Kemal Sadık’ın daktilosunda yazdığı "Bebek" adlı öyküsü, yargıcın karısının ilgisini çekmiş, karısı onu çok sevmiştir. Hatta o, kocasına, yazarlık yeteneğini fark edip, bu adamın özgürlüğüne kavuştuğunda edebiyat dünyasında büyük bir isim olacağını söylemiştir. Yargıç ise Kemal Sadık’a, İstanbul’a gitmesi gerektiğini, burada çok daha fazla fırsat bulacağını ve bir gün büyük bir yazar olacağını belirtir. Kemal Sadık, o an, yalnızca bir arzuhalci değil, aynı zamanda büyük bir yazar olma yolunda ilk adımını atmakta olduğunu fark eder.
Yaşar Kemal'in Doğuşu
Kemal Sadık Gökçeli’nin hayatını değiştiren bu olay, aslında onun edebiyat yolculuğunun başlangıcıdır. O günden sonra Kemal Sadık, İstanbul’a gelir ve burada arzuhalcilik yapmaya devam ederken, yazmaya da devam eder. "Bebek" öyküsünün başkaları tarafından keşfedilmesi ve yayımlanması, onun yazarlık kariyerine doğru ilk adım olur. Kemal Sadık, daha sonra Yaşar Kemal adını alarak Türk edebiyatının en önemli isimlerinden birine dönüşür. "İnce Memed" gibi unutulmaz eserleriyle, dünya çapında tanınan bir yazar haline gelir.

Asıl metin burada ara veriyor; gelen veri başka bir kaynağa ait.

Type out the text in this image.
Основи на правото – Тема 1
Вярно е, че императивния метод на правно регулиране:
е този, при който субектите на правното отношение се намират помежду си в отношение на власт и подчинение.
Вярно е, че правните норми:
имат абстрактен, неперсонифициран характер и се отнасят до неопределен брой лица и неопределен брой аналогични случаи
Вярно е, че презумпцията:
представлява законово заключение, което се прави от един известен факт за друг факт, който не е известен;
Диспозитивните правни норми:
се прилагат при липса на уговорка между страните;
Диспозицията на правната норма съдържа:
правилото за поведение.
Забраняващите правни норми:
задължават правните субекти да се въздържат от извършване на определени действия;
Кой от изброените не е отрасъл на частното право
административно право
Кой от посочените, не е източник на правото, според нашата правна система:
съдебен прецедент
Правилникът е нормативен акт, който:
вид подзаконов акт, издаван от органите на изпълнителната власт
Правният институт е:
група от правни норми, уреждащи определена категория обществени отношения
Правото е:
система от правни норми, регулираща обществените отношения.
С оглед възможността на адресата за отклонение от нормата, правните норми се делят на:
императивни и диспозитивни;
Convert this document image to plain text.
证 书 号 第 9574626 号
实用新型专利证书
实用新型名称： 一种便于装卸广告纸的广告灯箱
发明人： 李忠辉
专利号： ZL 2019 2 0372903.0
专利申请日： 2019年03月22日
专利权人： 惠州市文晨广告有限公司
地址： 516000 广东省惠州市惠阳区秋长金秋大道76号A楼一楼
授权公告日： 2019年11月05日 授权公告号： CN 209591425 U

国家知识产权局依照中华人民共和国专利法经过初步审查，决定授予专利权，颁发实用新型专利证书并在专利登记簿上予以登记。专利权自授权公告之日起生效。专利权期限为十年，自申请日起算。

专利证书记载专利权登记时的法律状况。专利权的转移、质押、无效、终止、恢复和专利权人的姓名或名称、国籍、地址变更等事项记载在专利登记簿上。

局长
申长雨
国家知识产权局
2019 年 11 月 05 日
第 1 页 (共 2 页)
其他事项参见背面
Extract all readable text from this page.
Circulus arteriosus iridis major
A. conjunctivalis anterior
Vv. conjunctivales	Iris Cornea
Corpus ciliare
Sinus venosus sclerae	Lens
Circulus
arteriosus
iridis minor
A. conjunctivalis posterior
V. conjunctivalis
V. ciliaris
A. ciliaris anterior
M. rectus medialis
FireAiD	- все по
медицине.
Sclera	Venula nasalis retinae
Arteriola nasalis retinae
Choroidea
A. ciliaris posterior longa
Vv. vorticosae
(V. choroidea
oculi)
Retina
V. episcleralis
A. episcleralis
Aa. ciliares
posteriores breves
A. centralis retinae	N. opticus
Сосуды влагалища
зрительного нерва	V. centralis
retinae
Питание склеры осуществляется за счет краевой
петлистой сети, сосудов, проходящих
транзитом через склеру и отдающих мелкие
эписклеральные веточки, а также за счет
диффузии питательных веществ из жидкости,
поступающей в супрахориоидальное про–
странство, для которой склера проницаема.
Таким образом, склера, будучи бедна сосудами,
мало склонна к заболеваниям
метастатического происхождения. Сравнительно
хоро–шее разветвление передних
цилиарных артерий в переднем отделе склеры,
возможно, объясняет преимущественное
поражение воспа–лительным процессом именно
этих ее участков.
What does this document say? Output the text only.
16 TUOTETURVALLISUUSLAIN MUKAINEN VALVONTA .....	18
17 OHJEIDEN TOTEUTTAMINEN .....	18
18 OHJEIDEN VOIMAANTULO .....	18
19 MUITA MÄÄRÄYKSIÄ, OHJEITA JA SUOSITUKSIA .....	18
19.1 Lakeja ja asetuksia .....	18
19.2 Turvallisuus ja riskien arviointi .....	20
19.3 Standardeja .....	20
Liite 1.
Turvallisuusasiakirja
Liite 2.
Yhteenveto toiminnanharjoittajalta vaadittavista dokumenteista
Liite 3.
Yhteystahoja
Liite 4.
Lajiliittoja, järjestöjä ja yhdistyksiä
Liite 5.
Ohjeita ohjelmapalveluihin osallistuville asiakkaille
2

Kemal Sadık Gökçeli, arzuhalcilikten edebiyat dünyasına uzanan yolculuğunda, bir yargıcın sağladığı fırsatla hayatını değiştirmiştir. Onun "Bebek" öyküsünün yayımlanmaması, bir anlamda onun kariyerinin ilk sınavı olmuş, ancak edebiyatın içinde taşıdığı güç ve yetenek onu zafere taşımıştır. Bugün, Yaşar Kemal adı, Türk edebiyatının en değerli simgelerinden biridir.
Kemal Sadık Gökçeli’nin, bir arzuhalci olarak başladığı yolculuk, onu büyük bir yazara dönüştürmüştür. Onun hikâyesi, bazen zorbalıkların, yanlış suçlamaların ve haksızlıkların, bir insanın hayatını nasıl değiştirebileceğini, ancak bir fırsatın da o hayatı ne kadar dönüştürebileceğini gösterir. Yaşar Kemal, bir zamanlar arzuhalcilik yaparak geçimini sağlayan bir adamken, sonrasında dünya çapında tanınan bir edebiyatçı olmuştur. Yaşar Kemal’in hayatı, yazarlığa giden yolun bazen en beklenmedik anlarda açıldığını kanıtlayan bir örnektir.